I see Dr. Letzer every three months now, and we’re keeping an eye on things. I can do my bloodwork in Warsaw, where I live, before my appointments, which is convenient. My lymphoma could stay just as it is for my entire life, but if it changes, Dr. Letzer said there are some wonderful new options available, so it’s very positive.
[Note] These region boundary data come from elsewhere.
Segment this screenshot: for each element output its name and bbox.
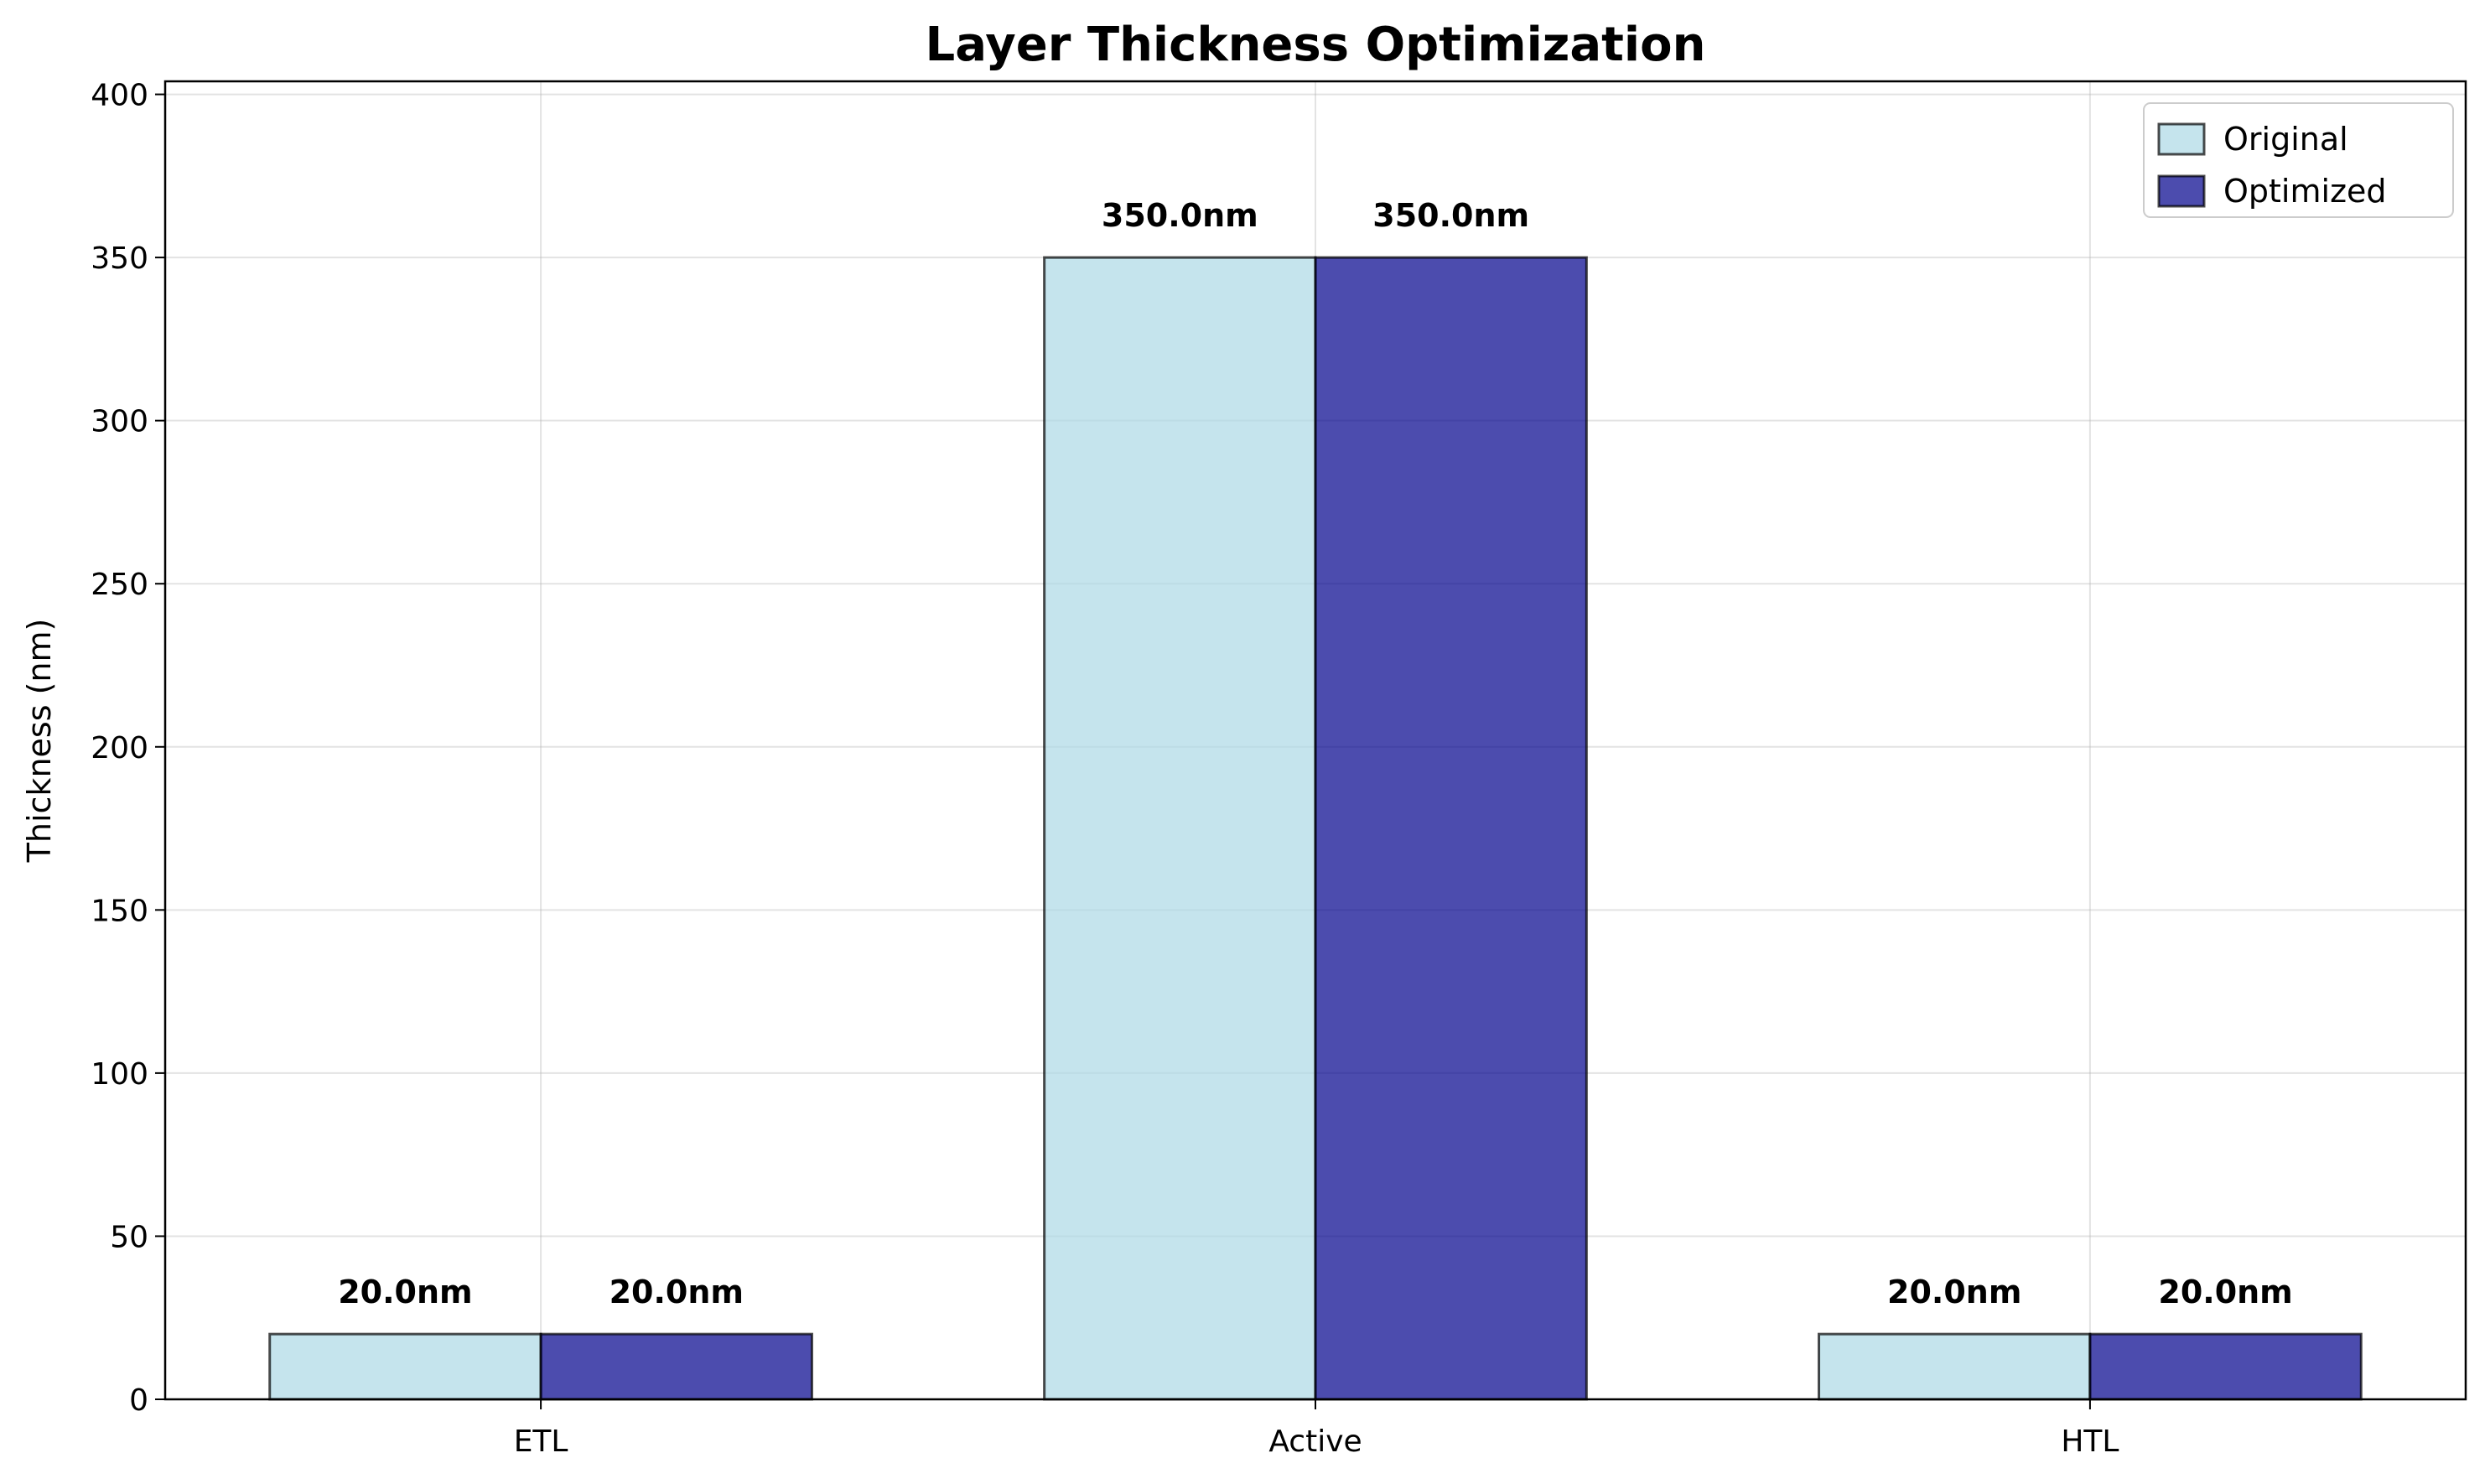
x-tick-label: HTL — [2061, 1424, 2119, 1459]
data-labels: 20.0nm 350.0nm 20.0nm 20.0nm 350.0nm 20.0nm — [338, 197, 2293, 1310]
chart-title: Layer Thickness Optimization — [926, 18, 1706, 72]
data-label: 20.0nm — [1887, 1274, 2021, 1310]
x-tick-label: ETL — [514, 1424, 568, 1459]
data-label: 350.0nm — [1372, 197, 1529, 234]
y-tick-label: 400 — [91, 79, 148, 113]
y-tick-label: 0 — [129, 1383, 148, 1418]
legend: Original Optimized — [2143, 102, 2454, 218]
legend-swatch-optimized — [2157, 174, 2206, 208]
y-tick-label: 250 — [91, 568, 148, 602]
bar-optimized-htl — [2088, 1332, 2363, 1401]
data-label: 20.0nm — [338, 1274, 472, 1310]
y-axis-label: Thickness (nm) — [21, 619, 58, 864]
data-label: 20.0nm — [610, 1274, 744, 1310]
legend-label: Optimized — [2223, 173, 2387, 210]
data-label: 20.0nm — [2158, 1274, 2292, 1310]
bar-optimized-etl — [539, 1332, 813, 1401]
y-tick-label: 350 — [91, 241, 148, 276]
bar-optimized-active — [1314, 256, 1588, 1401]
bar-original-active — [1043, 256, 1317, 1401]
y-tick-label: 200 — [91, 731, 148, 765]
bars — [268, 256, 2363, 1401]
y-tick-label: 100 — [91, 1057, 148, 1092]
x-tick-label: Active — [1268, 1424, 1362, 1459]
axes: 0 50 100 150 200 250 300 350 400 ETL Active HTL — [91, 79, 2119, 1459]
bar-original-htl — [1818, 1332, 2092, 1401]
y-tick-label: 150 — [91, 894, 148, 928]
y-tick-label: 50 — [110, 1220, 148, 1254]
y-tick-label: 300 — [91, 405, 148, 439]
legend-swatch-original — [2157, 122, 2206, 156]
data-label: 350.0nm — [1102, 197, 1258, 234]
legend-label: Original — [2223, 121, 2348, 158]
legend-box — [2143, 102, 2454, 218]
bar-original-etl — [268, 1332, 542, 1401]
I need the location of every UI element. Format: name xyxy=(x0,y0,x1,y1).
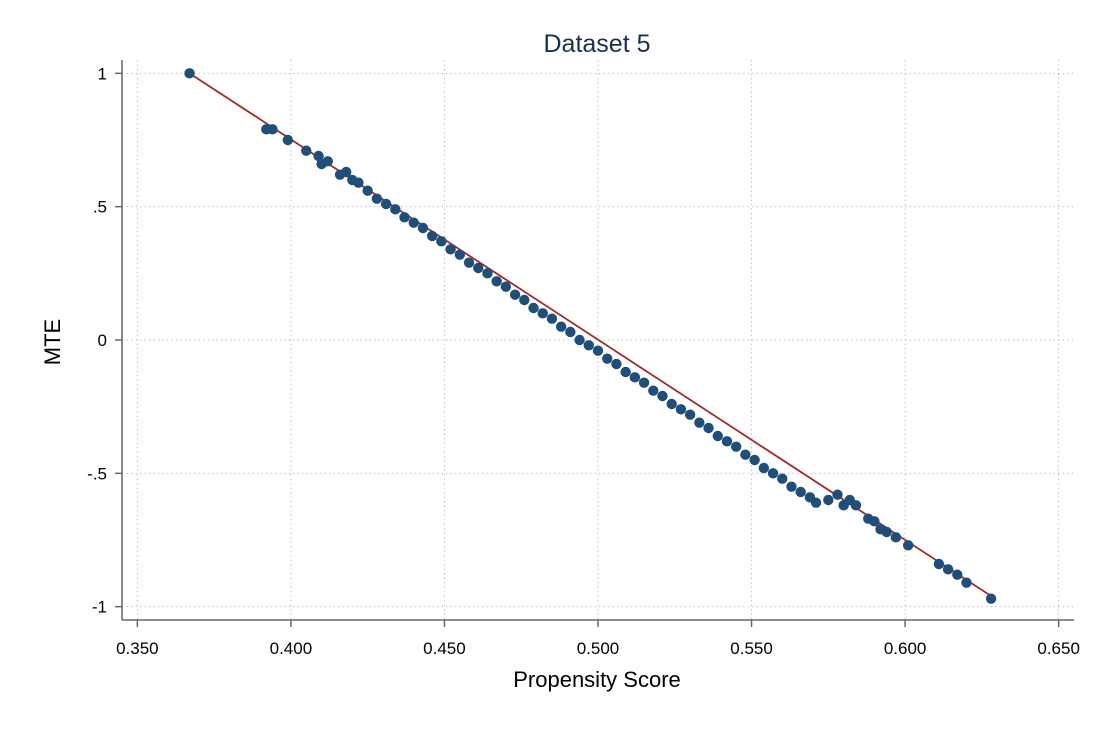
data-point xyxy=(473,262,484,274)
data-point xyxy=(703,422,714,434)
x-tick-label: 0.600 xyxy=(884,639,927,658)
data-point xyxy=(340,166,352,178)
data-point xyxy=(684,409,696,420)
data-point xyxy=(648,385,659,396)
data-point xyxy=(555,321,567,332)
x-tick-label: 0.350 xyxy=(116,639,159,658)
data-point xyxy=(832,489,843,500)
x-axis-title: Propensity Score xyxy=(513,667,681,692)
data-point xyxy=(519,294,530,306)
x-tick-label: 0.400 xyxy=(270,639,313,658)
data-point xyxy=(933,558,945,570)
data-point xyxy=(426,230,438,242)
y-tick-label: 0 xyxy=(98,331,107,350)
tick-labels: 0.350 0.400 0.450 0.500 0.550 0.600 0.650 1 .5 0 -… xyxy=(87,64,1080,658)
data-point xyxy=(565,326,576,338)
data-point xyxy=(408,217,419,228)
data-point xyxy=(890,532,902,543)
data-point xyxy=(629,372,641,383)
data-point xyxy=(777,473,788,484)
data-point xyxy=(850,500,862,511)
data-point xyxy=(666,398,677,410)
chart-title: Dataset 5 xyxy=(543,30,650,58)
data-point xyxy=(758,462,770,474)
data-point xyxy=(546,313,558,324)
x-tick-label: 0.500 xyxy=(577,639,620,658)
data-point xyxy=(509,289,521,300)
data-point xyxy=(985,593,997,604)
data-point xyxy=(952,569,963,580)
data-point xyxy=(620,366,631,378)
data-point xyxy=(721,436,733,447)
data-point xyxy=(638,377,650,388)
data-point xyxy=(362,185,373,196)
data-point xyxy=(881,526,892,538)
data-point xyxy=(961,577,972,588)
data-point xyxy=(399,212,410,223)
data-point xyxy=(942,564,954,575)
x-tick-label: 0.550 xyxy=(730,639,773,658)
data-point xyxy=(810,497,822,508)
axes xyxy=(115,60,1074,627)
data-point xyxy=(592,345,604,356)
data-point xyxy=(322,156,333,167)
data-point xyxy=(730,441,742,452)
data-point xyxy=(767,468,779,479)
data-point xyxy=(267,124,278,135)
data-point xyxy=(869,516,880,527)
data-point xyxy=(482,268,493,279)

For now, my body is taking care of the cancer and we don’t feel compelled to do anything else.

January 2020

I kept my promise, and went to see Dr. Sharma. He performed an EGD with endoscopic US/EMR, which, as I understood it, was similar to an endoscopy but with a small camera attached. He found a nodule in my duodenum, but said everything else looked good. At this point, he’s not inclined to do anything with it other than monitor it once a year. So, that’s where I’m at right now.

Looking to the future

When people hear that they have cancer, they’re devastated. But it isn’t always a death sentence. I remember at one of my doctor’s appointments, I made the joke, “I guess I shouldn’t go spend all my money just yet, huh?” and we laughed.

I don’t go to church often, but I certainly believe in God. I firmly believe that He’s in charge of everything, and it’s all going to play out the way He wants it to. Granted, in life there are things you can do that change the course you’re on, but I believe that, on the day we’re born, we already have an expiration date. Whatever happens in between, that’s just the way it’s going to be.

Through all of this, I’ve never been scared. I don’t know why, maybe I get it from my dad. I just feel like I need to do the best I can do, and falling apart isn’t going to help anything. I’m grateful. I’m grateful that I have resources within me to pull from. I have tremendous family support; They’re always telling me how proud of me they are. I have great friends around me. And I have that feeling that someone else is in control, and I think that helps, too. I’ve just tried to keep it business as usual.

Sure, it’s always in the back of my mind … what’s next? Will they find something else? But I have to keep my mind set on the fact that we’re doing good right now, and that’s all that matters.

I knew about the Parkview Cancer Institute. I’d followed the news when they were building the new facility and they came to the YMCA in Warsaw to talk to us before the opening. I was familiar with it, but I can tell you, now, how incredibly grateful I am that they are here. You have a specialist in every field and they are all phenomenal. This place, and these people, are incredible.